I don’t know. But I think we do a terrible disservice to the community, families and
people we represent when we moralise and point-blank refuse to innovate or keep our minds open
in responding to the scourge of addiction. The Bills Digest and submissions coherently
set out the many issues and reasons why this aspect of the bill should be consigned to
the bin. In the time I have remaining, I’ll turn my
attention to a couple of other aspects that, again, make life even harder for those who
have the least. One is the proposal to kill the bereavement allowance. It is a short-term
payment for up to 14 weeks for people when their partner has died. Getting rid of this
is really nice; it’s classy stuff, government! It’s paid for a maximum of 14 weeks at the
rate of the age pension and is subject to the same income and assets test. For a pregnant
woman who has lost her partner, the allowance is paid for 14 weeks or the duration of her
pregnancy, whichever is longer. Schedule 4 of this bill will replace the bereavement
allowance as it currently exists with short-term access to the jobseeker allowance—paid at
a lower rate and with a more stringent means test—to save $1 million. That’s going to
make a big difference to the debt and deficit disaster you mob are creating! But I’ll fess up here: as an Australian, I’m
happy to agree—right here, right now, government—that it’s okay to not treat pregnant women who’ve
just lost their partner as jobseekers or students. We could find the $1,300 extra over 14 weeks
for them to grieve. We could keep this payment. I’m okay with that. You can imagine the job
interviews, can’t you? Your partner has just died and the government’s saying, ‘Hey, you’ve
got to go to job interviews next week. You’ve got to do four job interviews. We’ll give
you extra kleenex.’ This schedule could be removed, meaning that the measure does not
include changes to the bereavement allowance. Another one that picks on the vulnerable—and
particularly hits people in my electorate—is removal of the intent to claim provision.
This is a pretty simple rule that says, ‘When you go to Centrelink, you can have your claim
backdated to the day you first turned up and were eligible for a payment.’ This change
would further add hardship to people who aren’t able to collate the required information immediately.
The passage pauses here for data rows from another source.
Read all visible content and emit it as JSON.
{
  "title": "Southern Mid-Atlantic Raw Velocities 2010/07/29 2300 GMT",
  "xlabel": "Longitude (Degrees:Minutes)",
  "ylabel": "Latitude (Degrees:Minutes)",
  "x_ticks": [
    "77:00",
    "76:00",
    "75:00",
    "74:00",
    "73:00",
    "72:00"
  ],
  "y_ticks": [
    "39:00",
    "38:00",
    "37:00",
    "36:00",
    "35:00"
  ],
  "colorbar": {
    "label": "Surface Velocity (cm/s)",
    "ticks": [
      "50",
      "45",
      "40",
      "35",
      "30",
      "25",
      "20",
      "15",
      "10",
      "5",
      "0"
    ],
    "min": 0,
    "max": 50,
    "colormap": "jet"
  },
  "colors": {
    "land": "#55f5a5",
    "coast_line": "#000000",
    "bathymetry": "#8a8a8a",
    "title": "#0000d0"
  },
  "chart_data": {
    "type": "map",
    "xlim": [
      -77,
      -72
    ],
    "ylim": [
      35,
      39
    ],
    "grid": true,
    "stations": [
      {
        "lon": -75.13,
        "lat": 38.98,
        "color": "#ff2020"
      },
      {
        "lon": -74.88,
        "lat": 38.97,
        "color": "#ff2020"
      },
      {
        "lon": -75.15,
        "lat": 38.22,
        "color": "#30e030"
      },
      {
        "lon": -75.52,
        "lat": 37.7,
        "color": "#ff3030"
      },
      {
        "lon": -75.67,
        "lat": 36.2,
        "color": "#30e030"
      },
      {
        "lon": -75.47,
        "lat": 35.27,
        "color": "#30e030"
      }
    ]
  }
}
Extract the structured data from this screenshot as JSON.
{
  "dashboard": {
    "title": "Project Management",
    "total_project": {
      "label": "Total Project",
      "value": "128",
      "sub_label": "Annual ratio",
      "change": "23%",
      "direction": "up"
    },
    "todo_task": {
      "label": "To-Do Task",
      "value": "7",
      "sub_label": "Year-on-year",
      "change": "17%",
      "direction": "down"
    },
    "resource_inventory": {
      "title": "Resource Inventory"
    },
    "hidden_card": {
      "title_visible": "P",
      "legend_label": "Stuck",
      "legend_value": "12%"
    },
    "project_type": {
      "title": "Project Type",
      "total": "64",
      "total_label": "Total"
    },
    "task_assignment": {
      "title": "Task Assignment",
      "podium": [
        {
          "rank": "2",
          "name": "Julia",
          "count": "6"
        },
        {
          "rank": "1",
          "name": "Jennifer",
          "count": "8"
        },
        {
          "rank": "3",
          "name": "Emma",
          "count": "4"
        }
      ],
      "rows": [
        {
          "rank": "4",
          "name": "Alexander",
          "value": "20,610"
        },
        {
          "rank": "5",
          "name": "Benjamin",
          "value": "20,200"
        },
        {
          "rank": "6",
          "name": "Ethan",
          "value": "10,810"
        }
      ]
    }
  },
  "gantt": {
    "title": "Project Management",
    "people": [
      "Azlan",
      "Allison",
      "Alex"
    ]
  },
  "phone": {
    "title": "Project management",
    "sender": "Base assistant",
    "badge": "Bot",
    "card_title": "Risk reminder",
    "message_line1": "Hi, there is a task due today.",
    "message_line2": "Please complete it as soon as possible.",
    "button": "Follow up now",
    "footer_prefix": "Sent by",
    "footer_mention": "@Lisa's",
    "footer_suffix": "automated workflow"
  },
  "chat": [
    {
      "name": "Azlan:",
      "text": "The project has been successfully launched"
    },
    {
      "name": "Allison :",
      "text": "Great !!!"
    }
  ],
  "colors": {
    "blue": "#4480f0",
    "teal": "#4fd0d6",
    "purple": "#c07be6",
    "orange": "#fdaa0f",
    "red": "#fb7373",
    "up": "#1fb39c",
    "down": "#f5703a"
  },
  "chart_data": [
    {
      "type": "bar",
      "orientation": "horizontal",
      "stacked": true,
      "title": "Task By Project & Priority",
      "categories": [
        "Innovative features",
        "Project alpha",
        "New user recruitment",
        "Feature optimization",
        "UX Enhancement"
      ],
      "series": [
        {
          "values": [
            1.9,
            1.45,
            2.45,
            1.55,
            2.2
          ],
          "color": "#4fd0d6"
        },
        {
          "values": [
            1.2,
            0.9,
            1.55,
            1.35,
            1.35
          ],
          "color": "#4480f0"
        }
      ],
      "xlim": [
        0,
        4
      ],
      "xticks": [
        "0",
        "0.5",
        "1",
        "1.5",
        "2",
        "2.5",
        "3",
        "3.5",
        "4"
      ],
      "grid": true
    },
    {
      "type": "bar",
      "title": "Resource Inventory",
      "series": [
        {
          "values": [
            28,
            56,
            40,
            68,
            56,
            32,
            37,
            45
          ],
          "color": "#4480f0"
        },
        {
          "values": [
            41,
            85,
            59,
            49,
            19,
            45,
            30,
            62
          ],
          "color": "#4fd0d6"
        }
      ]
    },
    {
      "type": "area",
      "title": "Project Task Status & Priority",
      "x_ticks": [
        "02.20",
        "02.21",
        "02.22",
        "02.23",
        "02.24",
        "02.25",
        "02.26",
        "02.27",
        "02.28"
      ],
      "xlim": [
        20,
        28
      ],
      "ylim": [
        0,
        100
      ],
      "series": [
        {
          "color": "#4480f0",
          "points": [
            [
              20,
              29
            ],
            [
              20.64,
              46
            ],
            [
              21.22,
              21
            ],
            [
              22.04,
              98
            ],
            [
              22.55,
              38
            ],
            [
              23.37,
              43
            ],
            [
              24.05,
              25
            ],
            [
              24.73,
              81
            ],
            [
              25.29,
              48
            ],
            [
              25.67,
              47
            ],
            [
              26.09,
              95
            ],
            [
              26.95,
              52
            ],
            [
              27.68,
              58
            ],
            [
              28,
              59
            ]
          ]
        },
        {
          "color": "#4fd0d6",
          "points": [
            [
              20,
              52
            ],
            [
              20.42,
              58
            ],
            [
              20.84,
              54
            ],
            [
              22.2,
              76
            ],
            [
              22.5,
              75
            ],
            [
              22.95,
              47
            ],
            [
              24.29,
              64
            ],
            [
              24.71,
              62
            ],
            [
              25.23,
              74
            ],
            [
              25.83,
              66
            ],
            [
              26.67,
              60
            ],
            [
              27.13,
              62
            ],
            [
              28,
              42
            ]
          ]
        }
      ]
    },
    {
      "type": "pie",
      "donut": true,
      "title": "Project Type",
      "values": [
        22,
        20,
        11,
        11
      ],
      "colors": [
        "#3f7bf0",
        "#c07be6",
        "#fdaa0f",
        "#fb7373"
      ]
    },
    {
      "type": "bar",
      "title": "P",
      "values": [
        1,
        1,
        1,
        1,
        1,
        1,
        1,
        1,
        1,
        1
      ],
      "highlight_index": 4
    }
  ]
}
I know it happens. Not everyone gets their paperwork done on day 1, particularly people
who are homeless, in the middle of a separation or in hospital, or those who have serious
health issues or can’t access technology—because, God knows, you could die and need the bereavement
allowance for someone else while you were trying to get through to Centrelink on the
1800 number! There’s a particularly huge impact on people
in my electorate—particularly migrants—as 55 per cent in my electorate were born overseas,
with at least 60 per cent speaking a language other than English at home. These are people
who often have to find additional documents to keep the Centrelink beast happy. They often
have to get copies of these documents from other countries, which is not a quick process.
They can rush themselves, but they can’t always rush a foreign embassy or international mail
service. Some people need a bit of a hand to fill out forms or understand what clause
72B actually means. They can find it difficult. The changes to the liquid assets test currently
before the parliament—proposed in another bill—to extend the waiting period up to
26 weeks, depending on your liquid assets, would effectively mean that, before you get
5c from Centrelink, you have to basically run down every last dollar of your savings.
It’s a nasty, mean little measure designed to make people run down their savings, push
them to the brink of poverty and take away that tiny bit of dignity, in terms of a security
blanket of a grand or two that they might have built up for hard times. I’ve said enough and I think you get my sense
of frustration with many measures in this bill. The government could choose to strike
out the ridiculous bits—the bits that are there just to bait us to oppose it or as some
sort of sop to the right wing of your party—but we’ll see. Some bits of the bill, of course,
are worth supporting, but I think we’ve heard enough on those in other speeches.